I used the word "informal" to describe their sparring sessions, but it appears that I should have been more specific. It's important to remember that Bruce Lee would spar with anyone and nature of the sparring sessions were quite eclectic. They basically fall into 3 categories.
PLAY SPARRING: This usually applied to people not involved in the martial arts or those were not well known in the martial arts world. For example, Bruce once sparred with Ryan O'Neal near his trailer on a movie company lot. Ryan was a former boxer and did not believe in the effectiveness of the martial arts. Bruce coaxed O'Neil into moving around and throwing light punches at one another. This form of play sparring quickly got out of hand when Ryan began to get too close to Lee's chin with a few punches, so Bruce side kicked him into the side of his trailer. Bruce apologized to Ryan, and despite his history of having a bad temper, O'Neal was cool about it.

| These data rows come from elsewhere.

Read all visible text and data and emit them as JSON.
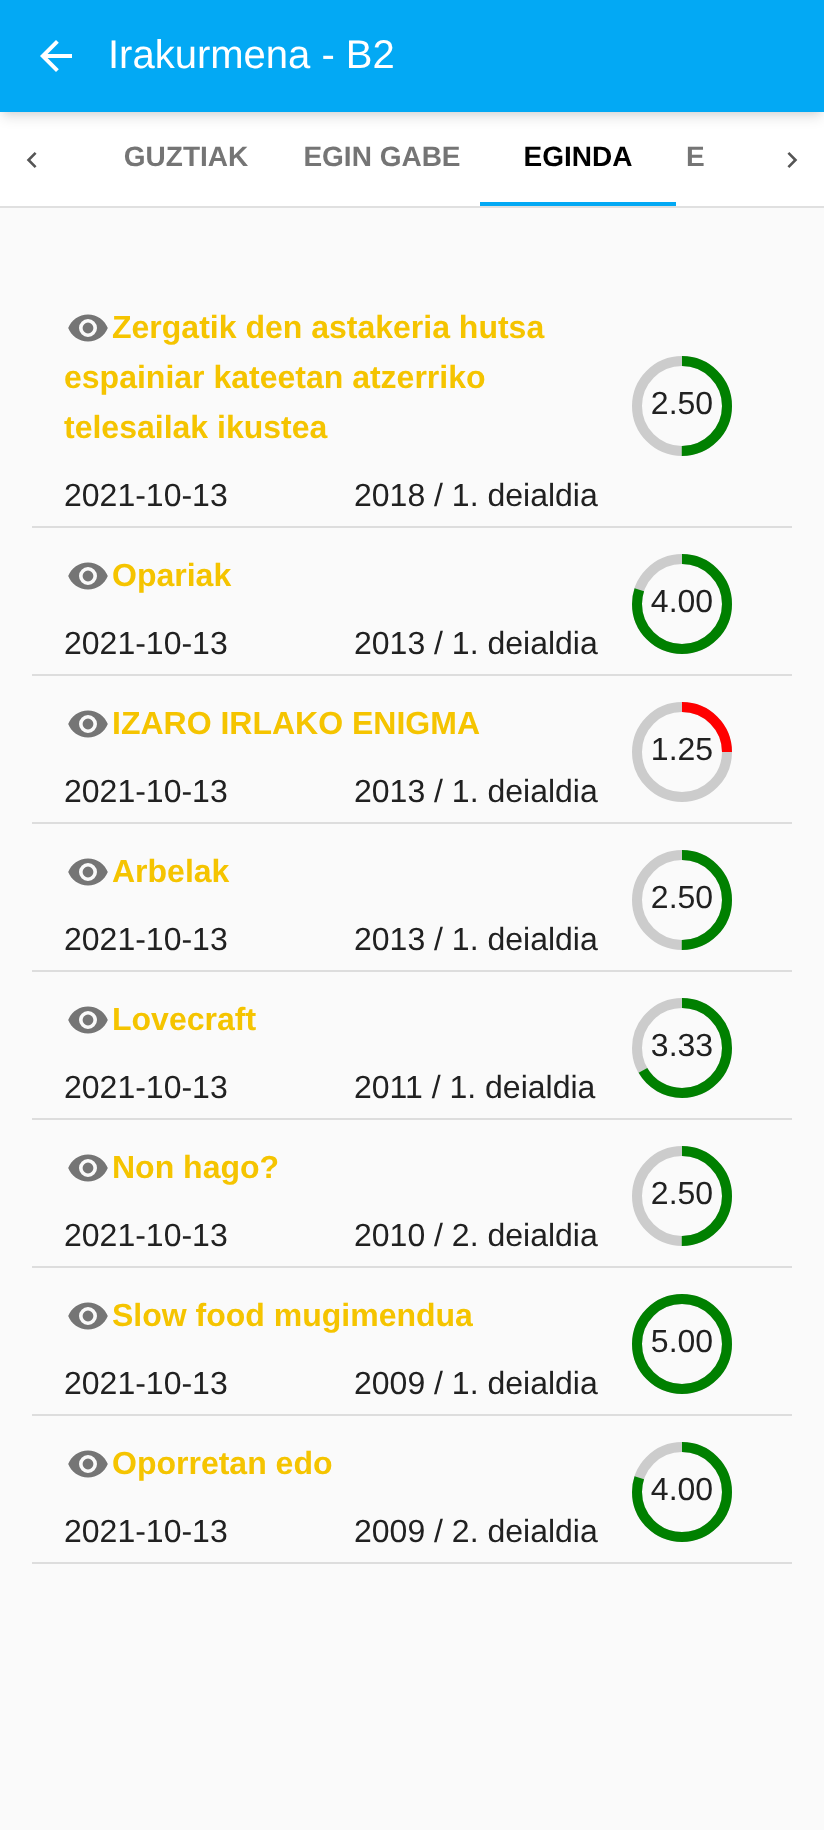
{
  "app_bar": {
    "title": "Irakurmena - B2"
  },
  "tabs": [
    {
      "label": "GUZTIAK",
      "selected": false
    },
    {
      "label": "EGIN GABE",
      "selected": false
    },
    {
      "label": "EGINDA",
      "selected": true
    },
    {
      "label": "E",
      "selected": false
    }
  ],
  "items": [
    {
      "title": "Zergatik den astakeria hutsa espainiar kateetan atzerriko telesailak ikustea",
      "date": "2021-10-13",
      "exam": "2018 / 1. deialdia",
      "score": "2.50",
      "level": 0.5
    },
    {
      "title": "Opariak",
      "date": "2021-10-13",
      "exam": "2013 / 1. deialdia",
      "score": "4.00",
      "level": 0.8
    },
    {
      "title": "IZARO IRLAKO ENIGMA",
      "date": "2021-10-13",
      "exam": "2013 / 1. deialdia",
      "score": "1.25",
      "level": 0.25
    },
    {
      "title": "Arbelak",
      "date": "2021-10-13",
      "exam": "2013 / 1. deialdia",
      "score": "2.50",
      "level": 0.5
    },
    {
      "title": "Lovecraft",
      "date": "2021-10-13",
      "exam": "2011 / 1. deialdia",
      "score": "3.33",
      "level": 0.666
    },
    {
      "title": "Non hago?",
      "date": "2021-10-13",
      "exam": "2010 / 2. deialdia",
      "score": "2.50",
      "level": 0.5
    },
    {
      "title": "Slow food mugimendua",
      "date": "2021-10-13",
      "exam": "2009 / 1. deialdia",
      "score": "5.00",
      "level": 1
    },
    {
      "title": "Oporretan edo",
      "date": "2021-10-13",
      "exam": "2009 / 2. deialdia",
      "score": "4.00",
      "level": 0.8
    }
  ]
}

POINT SPARRING: This appears to be the kind of sparring that Bruce engaged in with Tom. Bruce sparred in this fashion with Chuck Norris, Louis Delgado, Bob Wall, Oakland student Leo Fong, a few of George Dillman's top students, Chinatown students Steve Golden/Larry Hartsell, and many others.

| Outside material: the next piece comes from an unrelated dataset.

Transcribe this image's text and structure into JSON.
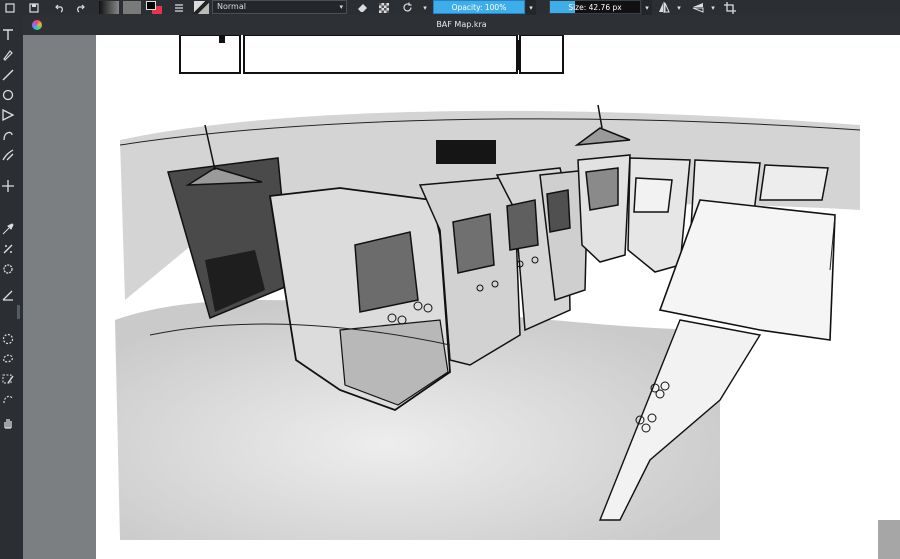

FULL CONTACT: Every Sunday at his Chinatown kwoon, Bruce sparred with Dan Inosanto and/or Dan Lee. At his home in Culver City, Bruce would do the same with student Ted Wong. These sparring sessions would involve wearing full body gear, the same gear Bruce used at the 1967 Long Beach Internationals. Despite never sparring one another, Joe Lewis admitted that "Bruce liked contact," and Dan Inosanto told a surprised Lewis that Bruce "was tough."